The competitive exclusion principle predicts that the six yoyo clam species (which share the burrow-wall niche) will co-occupy host burrows less frequently with each other than with the (niche-differentiated) host-attached clam species. Harrison tested this prediction by field-censusing populations in the Indian River Lagoon, Florida. This involved carefully capturing host mantis shrimp by hand and sampling their burrows for clams using a stainless-steel bait pump.
Harrison then built artificial burrows in the laboratory where she could study, up close, commensal clam behavior with and without a mantis shrimp host. Just two-and-a-half days after setup, almost all of the clams in the mantis shrimp’s burrow were dead.
“It was very surreal,” Harrison said. “It honestly didn’t even dawn on me that they were eaten right away because it was so far from what I was expecting to find. They are commensal organisms, they cohabitate with these mantis shrimp in the wild, and there was no possible way we would know whether this behavior was already happening this way in the wild or not. I just wasn’t expecting it.”
Harrison was devastated. Ó Foighil was excited.

“Teal was understandably distraught when the experiment ‘failed’ after all her hard work, but I was excited,” Ó Foighil said. “When you get a completely unexpected result in science, it’s potentially telling you something brand new and important.”
The researchers say that the exclusion mechanism — blocking burrow-wall and host-attached clam co-occurrence — is currently unclear. One reason could be that, during the larval stage, burrow wall clams recruit to different host burrows than the host-attached clams. But it also could be differential survival in burrow assemblages that have both burrow wall and host-attached clams — that is, potentially that mixed population of clams triggers a lethal reaction in the host, Ó Foighil said.
The researchers’ next steps are to look into what happened. It could have been an artifact of the setup in the lab, Ó Foighil said. Or it could be telling the researchers that under some conditions, the commensal association of the burrow wall yoyo clams and the predatory host can “break down catastrophically,” he said.
“It was pretty cool to have a finding that was contrary to what we were expecting based on evolutionary theory, and it was not only contrary to our theoretical expectations, but it happened in such a dramatic way,” Harrison said.
The researchers have proposed two follow-up studies.

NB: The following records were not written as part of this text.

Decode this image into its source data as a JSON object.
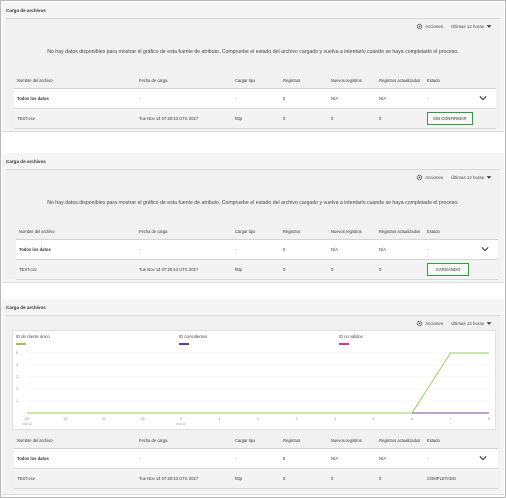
{
  "panels": [
    {
      "title": "Carga de archivos",
      "actions_label": "Acciones",
      "time_range": "Últimas 12 horas",
      "no_data_message": "No hay datos disponibles para mostrar el gráfico de esta fuente de atributo. Compruebe el estado del archivo cargado y vuelva a intentarlo cuando se haya completado el proceso.",
      "columns": [
        "Nombre del archivo",
        "Fecha de carga",
        "Cargar tipo",
        "Registros",
        "Nuevos registros",
        "Registros actualizados",
        "Estado"
      ],
      "total_row": [
        "Todos los datos",
        "-",
        "-",
        "0",
        "N/A",
        "N/A",
        "-"
      ],
      "file_row": [
        "TEST.csv",
        "Tue Nov 14 07:20:43 UTC 2017",
        "http",
        "0",
        "0",
        "0",
        "SIN CONFIRMAR"
      ]
    },
    {
      "title": "Carga de archivos",
      "actions_label": "Acciones",
      "time_range": "Últimas 12 horas",
      "no_data_message": "No hay datos disponibles para mostrar el gráfico de esta fuente de atributo. Compruebe el estado del archivo cargado y vuelva a intentarlo cuando se haya completado el proceso.",
      "columns": [
        "Nombre del archivo",
        "Fecha de carga",
        "Cargar tipo",
        "Registros",
        "Nuevos registros",
        "Registros actualizados",
        "Estado"
      ],
      "total_row": [
        "Todos los datos",
        "-",
        "-",
        "0",
        "N/A",
        "N/A",
        "-"
      ],
      "file_row": [
        "TEST.csv",
        "Tue Nov 14 07:20:43 UTC 2017",
        "http",
        "0",
        "0",
        "0",
        "CARGANDO"
      ]
    },
    {
      "title": "Carga de archivos",
      "actions_label": "Acciones",
      "time_range": "Últimas 12 horas",
      "columns": [
        "Nombre del archivo",
        "Fecha de carga",
        "Cargar tipo",
        "Registros",
        "Nuevos registros",
        "Registros actualizados",
        "Estado"
      ],
      "total_row": [
        "Todos los datos",
        "-",
        "-",
        "5",
        "N/A",
        "N/A",
        "-"
      ],
      "file_row": [
        "TEST.csv",
        "Tue Nov 14 07:20:43 UTC 2017",
        "http",
        "5",
        "0",
        "0",
        "COMPLETADO"
      ]
    }
  ],
  "colors": {
    "status_highlight": "#2e9e3b",
    "series_green": "#8fd14f",
    "series_purple": "#5b3fa0",
    "series_pink": "#e0368a"
  },
  "chart_data": {
    "type": "line",
    "x": [
      "20",
      "21",
      "22",
      "23",
      "0",
      "1",
      "2",
      "3",
      "4",
      "5",
      "6",
      "7",
      "8"
    ],
    "x_sublabels": [
      "nov 13",
      "",
      "",
      "",
      "nov 14",
      "",
      "",
      "",
      "",
      "",
      "",
      "",
      ""
    ],
    "ylim": [
      0,
      5
    ],
    "yticks": [
      "1",
      "2",
      "3",
      "4",
      "5"
    ],
    "series": [
      {
        "name": "ID de cliente único",
        "color": "#8fd14f",
        "values": [
          0,
          0,
          0,
          0,
          0,
          0,
          0,
          0,
          0,
          0,
          0,
          5,
          5
        ]
      },
      {
        "name": "ID coincidentes",
        "color": "#5b3fa0",
        "values": [
          0,
          0,
          0,
          0,
          0,
          0,
          0,
          0,
          0,
          0,
          0,
          0,
          0
        ]
      },
      {
        "name": "ID no válidos",
        "color": "#e0368a",
        "values": [
          0,
          0,
          0,
          0,
          0,
          0,
          0,
          0,
          0,
          0,
          0,
          0,
          0
        ]
      }
    ]
  }
}
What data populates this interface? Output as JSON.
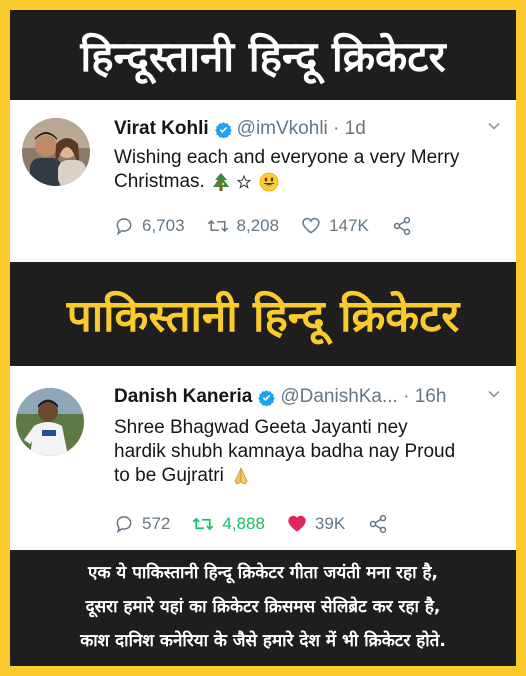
{
  "headings": {
    "top": "हिन्दूस्तानी हिन्दू क्रिकेटर",
    "middle": "पाकिस्तानी हिन्दू क्रिकेटर"
  },
  "tweet1": {
    "name": "Virat Kohli",
    "handle": "@imVkohli · 1d",
    "text_line1": "Wishing each and everyone a very Merry",
    "text_line2": "Christmas.",
    "replies": "6,703",
    "retweets": "8,208",
    "likes": "147K"
  },
  "tweet2": {
    "name": "Danish Kaneria",
    "handle": "@DanishKa... · 16h",
    "text_line1": "Shree  Bhagwad Geeta Jayanti ney",
    "text_line2": "hardik shubh kamnaya badha nay Proud",
    "text_line3": "to be Gujratri",
    "replies": "572",
    "retweets": "4,888",
    "likes": "39K"
  },
  "caption": {
    "line1": "एक ये पाकिस्तानी हिन्दू क्रिकेटर गीता जयंती मना रहा है,",
    "line2": "दूसरा हमारे यहां का क्रिकेटर क्रिसमस सेलिब्रेट कर रहा है,",
    "line3": "काश दानिश कनेरिया के जैसे हमारे देश में भी क्रिकेटर होते."
  },
  "colors": {
    "background": "#fbcb2d",
    "bar": "#1e1e1e",
    "verified": "#1da1f2",
    "retweet_active": "#17bf63",
    "like_active": "#e0245e"
  },
  "icons": [
    "verified-badge-icon",
    "chevron-down-icon",
    "reply-icon",
    "retweet-icon",
    "like-icon",
    "share-icon",
    "christmas-tree-emoji",
    "star-emoji",
    "smile-emoji",
    "praying-hands-emoji"
  ]
}
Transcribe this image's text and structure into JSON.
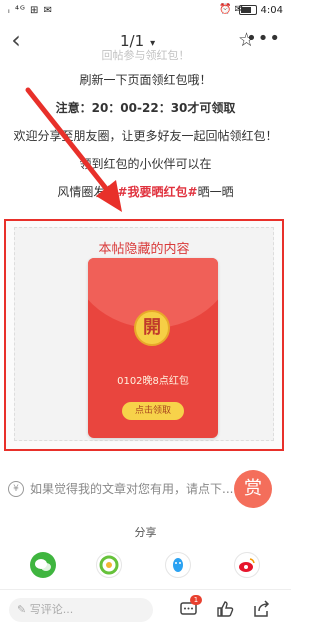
{
  "status_bar": {
    "left": "ᵢ ⁴ᴳ ⊞ ✉",
    "time": "4:04",
    "icons": "⏰ ✉"
  },
  "nav": {
    "back": "‹",
    "page_indicator": "1/1",
    "chevron": "▾",
    "favorite": "☆",
    "more": "•••"
  },
  "article": {
    "faded_line": "回帖参与领红包！",
    "refresh_line": "刷新一下页面领红包哦！",
    "note_label": "注意：",
    "note_time": "20：00-22：30才可领取",
    "invite_line": "欢迎分享至朋友圈，让更多好友一起回帖领红包！",
    "received_line": "领到红包的小伙伴可以在",
    "moment_prefix": "风情圈发帖",
    "moment_tag": "#我要晒红包#",
    "moment_suffix": "晒一晒"
  },
  "hidden_content": {
    "title": "本帖隐藏的内容",
    "open_symbol": "開",
    "packet_title": "0102晚8点红包",
    "claim_label": "点击领取"
  },
  "reward": {
    "yen": "¥",
    "prompt": "如果觉得我的文章对您有用，请点下...",
    "button": "赏"
  },
  "share": {
    "label": "分享",
    "icons": [
      "wechat-icon",
      "moments-icon",
      "qq-icon",
      "weibo-icon"
    ]
  },
  "bottom": {
    "comment_placeholder": "写评论...",
    "comment_count": "1"
  },
  "colors": {
    "annotation_red": "#e8302a",
    "packet_red": "#e9453e",
    "gold": "#f6cf45",
    "reward_orange": "#f46e5b",
    "tag_red": "#e0323e"
  }
}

The first to determine if both types of commensals can recruit as larvae to the same host burrows. The second to test whether the mantis shrimp itself is the culprit: does its predatory behavior change when the host-attached species is added to its burrow?
Study co-authors include Ryutaro Goto of Kyoto University, who initiated this line of work as a postdoctoral researcher in Ó Foighil’s lab, and Jingchun Li of the University of Colorado, also a former graduate student in the Ó Foighil lab.